I’m writing this from Amsterdam during another of the tortuous steps necessary to try and make a movie. That’s right, I’m yet another of the stereotyped ad guys who works on scripts in his time off and dreams of going to the Cannes Film Festival rather than the slightly less glamorous Cannes Advertising one that comes a month later.

For those of you thinking they might give it a go, I must warn you that it’s a long road writing the perfect script. Seven years ago I had the initial idea; six years ago I wrote the first draft; and now I’m off to the prestigious (so I’m told) Binger Film Lab together with the director (Brendan) and producer (Fraser) to try and massage the project a step closer to life.

This is a bucket list project for me as I’ve always wanted to make something of creative writing other than just increasing beer sales (as laudable as that goal may be). Several years ago I spent two months living in the Cook Islands writing a book. The fact that the book wasn’t good enough to publish did not deter me from crossing it off the list. As when I ran a marathon, my aim was to finish, not to win, and I considered that having written for four hours a day, two months straight, with just a couple of million mosquitoes for company I’d proven to myself that I had the stamina to finish. By the time a cyclone, cabin fever and a lack of blood forced me out of Aitutaki, I’d produced 300 pages of writing that could pass as being a book, at least from a distance.

My enthusiasm for the movie project was slightly dampened by a recent article from Simon Veksner. The very week that I donated the frugal wages of an independent agency owner (cue violins) to Air New Zealand in pursuit of my dreams, Mr Veksner suggested that the idea of advertising creatives making a movie is passé. He suggests that apps are now the cutting edge of creativity having usurped novels and movies, and that’s what I should be doing. Apparently I should be solving important problems like where to park in town without getting towed, how I can make my selfies look as though they were taken twenty years ago and how I can pick up girls without actually having to talk to them. If only they’d invented that twenty years ago.
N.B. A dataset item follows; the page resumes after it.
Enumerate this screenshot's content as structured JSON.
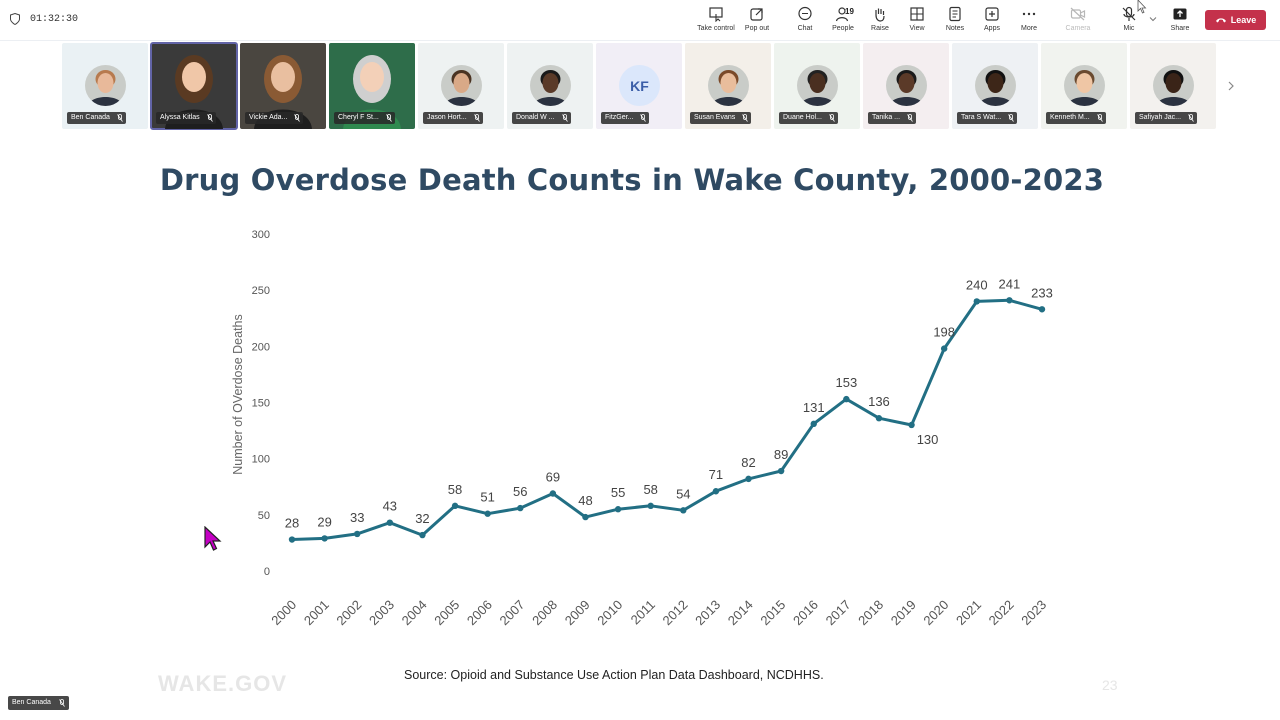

So apps are in and movies are just too long for anyone to really bother with. I suppose I should have seen it coming, as even TV shows are now officially cooler than movies. Game of Thrones may be nothing more than a marginally fictionalised account of the British royal family but it’s currently uniting the world’s attention in a way that usually only the soccer World Cup can manage.

I may be biased, but at least movie makers generally have some inner drive to share their way of thinking with the world, whereas app developers seem driven purely by the desire to become as rich as Kim Dotcom without risking upsetting the FBI.

But before you get too excited about your new app providing the dollars to buy Coatesville and the odd MP, just have a look at the odds: if you make an app today, for anyone to find it they will first have to go past the other 1.2 million apps currently available on iTunes store. And in order for you to make any money, another million of them will have to take the same tortuous trip. i.e. you might as well save yourself a few months of coding and buy yourself a lottery ticket.

Personally I’m not trying to make a movie because I think it will make me rich, I’m doing it because I think it would be fun and because I’m misguided enough to think I can do a better job than 95 percent of the movies Hollywood currently churns out. I may well be wrong. I expect most of you are convinced I’m completely delusional. Either way, I’ve come all the way to Amsterdam to find out.